I have house ruled the following, and it works very well ...

DEATH, DYING, AND HEALING
–1 to –9 Hit Points: If your hit points drop to from –1 to –9 hit points, you’re unconscious and dying, and you lose 1 hit point per round. Each round, before losing that hit point, you must attempt a DC 20 Fortitude save. If you succeed, you’re still unconscious and stable. If you fail this save by 5 or more, you lose 2 hit points. If you fail by 10 or more, you lose 5 hit points. If you are stable, each hour you make a subsequent DC 20 Fortitude save to regain consciousness, and if you fail, you lose 1 hit point instead.

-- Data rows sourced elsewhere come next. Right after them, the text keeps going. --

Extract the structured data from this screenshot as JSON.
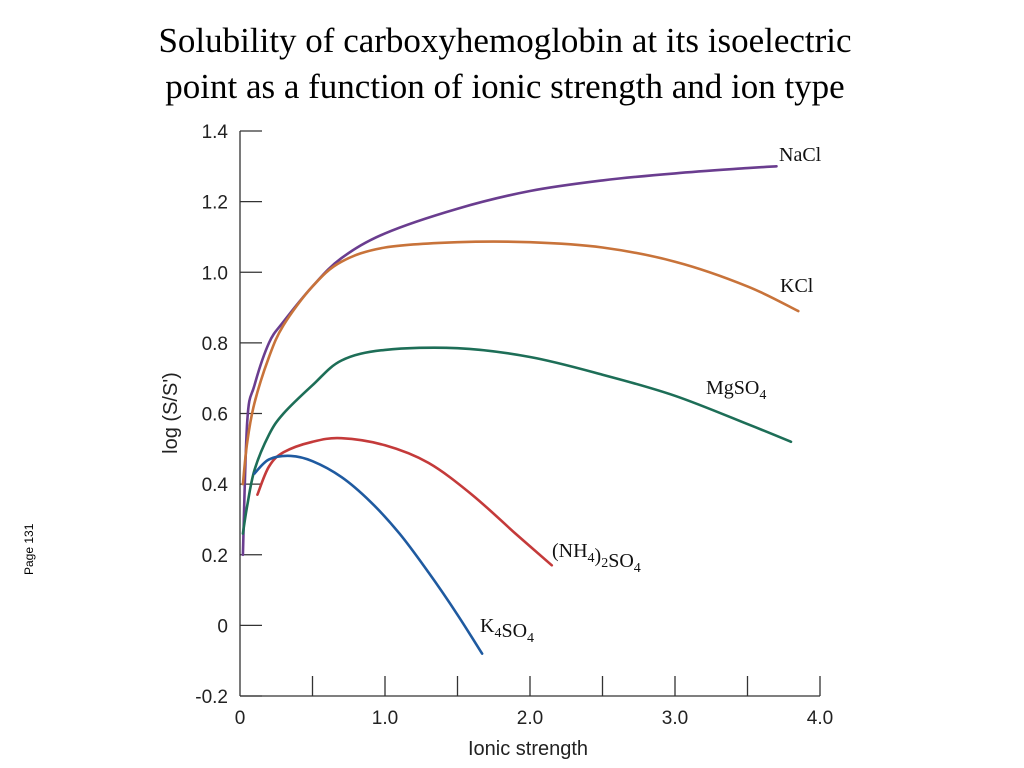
{
  "slide": {
    "title_line1": "Solubility of carboxyhemoglobin at its isoelectric",
    "title_line2": "point as a function of ionic strength and ion type",
    "page_label": "Page 131"
  },
  "chart_data": {
    "type": "line",
    "title": "Solubility of carboxyhemoglobin at its isoelectric point as a function of ionic strength and ion type",
    "xlabel": "Ionic strength",
    "ylabel": "log (S/S')",
    "xlim": [
      0,
      4.0
    ],
    "ylim": [
      -0.2,
      1.4
    ],
    "x_ticks": [
      0,
      0.5,
      1.0,
      1.5,
      2.0,
      2.5,
      3.0,
      3.5,
      4.0
    ],
    "x_tick_labels": [
      "0",
      "",
      "1.0",
      "",
      "2.0",
      "",
      "3.0",
      "",
      "4.0"
    ],
    "y_ticks": [
      -0.2,
      0,
      0.2,
      0.4,
      0.6,
      0.8,
      1.0,
      1.2,
      1.4
    ],
    "y_tick_labels": [
      "-0.2",
      "0",
      "0.2",
      "0.4",
      "0.6",
      "0.8",
      "1.0",
      "1.2",
      "1.4"
    ],
    "grid": false,
    "legend": "none (series labelled at line ends)",
    "series": [
      {
        "name": "NaCl",
        "label_parts": [
          {
            "t": "NaCl"
          }
        ],
        "color": "#6a3d8f",
        "points": [
          [
            0.02,
            0.2
          ],
          [
            0.05,
            0.58
          ],
          [
            0.1,
            0.68
          ],
          [
            0.2,
            0.8
          ],
          [
            0.3,
            0.86
          ],
          [
            0.5,
            0.96
          ],
          [
            0.7,
            1.04
          ],
          [
            1.0,
            1.11
          ],
          [
            1.5,
            1.18
          ],
          [
            2.0,
            1.23
          ],
          [
            2.5,
            1.26
          ],
          [
            3.0,
            1.28
          ],
          [
            3.5,
            1.295
          ],
          [
            3.7,
            1.3
          ]
        ]
      },
      {
        "name": "KCl",
        "label_parts": [
          {
            "t": "KCl"
          }
        ],
        "color": "#c8733a",
        "points": [
          [
            0.02,
            0.4
          ],
          [
            0.05,
            0.52
          ],
          [
            0.1,
            0.63
          ],
          [
            0.2,
            0.76
          ],
          [
            0.3,
            0.85
          ],
          [
            0.5,
            0.96
          ],
          [
            0.7,
            1.03
          ],
          [
            1.0,
            1.07
          ],
          [
            1.5,
            1.085
          ],
          [
            2.0,
            1.085
          ],
          [
            2.5,
            1.07
          ],
          [
            3.0,
            1.03
          ],
          [
            3.5,
            0.96
          ],
          [
            3.85,
            0.89
          ]
        ]
      },
      {
        "name": "MgSO4",
        "label_parts": [
          {
            "t": "MgSO"
          },
          {
            "t": "4",
            "sub": true
          }
        ],
        "color": "#1d6e57",
        "points": [
          [
            0.02,
            0.26
          ],
          [
            0.05,
            0.34
          ],
          [
            0.1,
            0.44
          ],
          [
            0.2,
            0.54
          ],
          [
            0.3,
            0.6
          ],
          [
            0.5,
            0.68
          ],
          [
            0.7,
            0.75
          ],
          [
            1.0,
            0.78
          ],
          [
            1.5,
            0.785
          ],
          [
            2.0,
            0.76
          ],
          [
            2.5,
            0.71
          ],
          [
            3.0,
            0.65
          ],
          [
            3.5,
            0.57
          ],
          [
            3.8,
            0.52
          ]
        ]
      },
      {
        "name": "(NH4)2SO4",
        "label_parts": [
          {
            "t": "(NH"
          },
          {
            "t": "4",
            "sub": true
          },
          {
            "t": ")"
          },
          {
            "t": "2",
            "sub": true
          },
          {
            "t": "SO"
          },
          {
            "t": "4",
            "sub": true
          }
        ],
        "color": "#c43a3a",
        "points": [
          [
            0.12,
            0.37
          ],
          [
            0.2,
            0.45
          ],
          [
            0.3,
            0.49
          ],
          [
            0.5,
            0.52
          ],
          [
            0.7,
            0.53
          ],
          [
            1.0,
            0.51
          ],
          [
            1.3,
            0.46
          ],
          [
            1.6,
            0.37
          ],
          [
            1.9,
            0.26
          ],
          [
            2.15,
            0.17
          ]
        ]
      },
      {
        "name": "K4SO4",
        "label_parts": [
          {
            "t": "K"
          },
          {
            "t": "4",
            "sub": true
          },
          {
            "t": "SO"
          },
          {
            "t": "4",
            "sub": true
          }
        ],
        "color": "#1f5aa0",
        "points": [
          [
            0.1,
            0.43
          ],
          [
            0.2,
            0.47
          ],
          [
            0.35,
            0.48
          ],
          [
            0.5,
            0.465
          ],
          [
            0.7,
            0.42
          ],
          [
            0.9,
            0.35
          ],
          [
            1.1,
            0.26
          ],
          [
            1.3,
            0.15
          ],
          [
            1.5,
            0.03
          ],
          [
            1.67,
            -0.08
          ]
        ]
      }
    ]
  }
}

STABLE CHARACTERS AND RECOVERY
Recovering with Help: One hour after a tended, dying character becomes stable, make another DC 20 Fortitude save to become conscious, at which point he is disabled (as if he had 0 hit points). If he remains unconscious, he has the same chance to revive and become disabled every hour. Even if unconscious, he recovers hit points naturally. He is back to normal when his hit points rise to 1 or higher.
Recovering Without Help: … A character who becomes stable on his own (by making the DC 20 Fortitude save while dying) and who has no one to tend to him still loses hit points, just at a slower rate. He must make a DC 20 Fortitude save each hour of becoming conscious. Each time he misses his hourly roll to become conscious, he loses 1 hit point. He also does not recover hit points through natural healing.


The -10 limit becomes increasingly narrow as levels (and average damage) increase. The phenomenon where you know someone cannot lose more than a point a round leads to an unrealitic situation where there's no hurry to stabilize someone because they are "only at -3".

It would be nice to have a system that was still applicable at high level, and that did not have a deterministic duration (the guaranteed 3 rounds that 4th Ed proposes seems like a bad idea to me too).

There are many variants and systems out there which achieve these goals and I'm sure the designers can come up with something similar. It's a good place to improve the game without impacting compatability.


I houseruled that sure... the baddie takes you to -23 if before your next turn on init. (when you would roll to stablize between -1 to -9) if the party can heal you above -10 you don't die.

The Exchange

As I have mentioned, I use the Death and Dying from the UA. It has brought back a sense of urgency to heal someone. You never know when someone may fail a fort save and die. I think the negative HP thing is just a bad buffer(works well at earlier levels but doesn't work at all at later) along with the Stabilization rolls being a percentage(when else do you only have a 10% chance to actually save yourself from death).

Liberty's Edge

My players stay 'alive' until the end of the encounter even if at -10 unless it's an obvious death (IE falling into the machinery at the Seven's Sawmill, having it tear you apart, and drop you into the water when none of the other players knew you were going down there)


I have used a variation of the Fortitude save mechanic that works pretty well. Character reduced to 0 hp or less must make a Fortitude save (DC 15 + double the caracter's negative hp) to stabalize. a character that fails bleeds for 1 point of damage and must make a new save the next round. A character dies at negative 10 + Con modifier unless they roll a 1. A 1 is instant death. This creates a bit of uncertainty at even high levels.

I don't possibility of instant death on a bad roll since I have the raise dead spells inflict a temporary negative level or Con damage instead of premanent loss.


I have been extremely unhappy with the 10% rule to stabilize since it came out and once tried, almost gauranteed that a player would not stabilize. I always figured a CON modifier should aid this roll. Hence, for each positive bonus modifier to CON I added 5% chance to stabilize. High CON characters were rewarded and low CON characters tend to die if not helped.

But as pointed out before, at higher levels, the damage that one could recieve, didn't usually make much difference. -67 points from a lightning bolt when you were at 10 hp is still dead.

It would be beneficial to the overall game design if this were some sort of sliding check, or even going back to the "Resurrection/Survival" roll based on CON that was present in 2nd ed.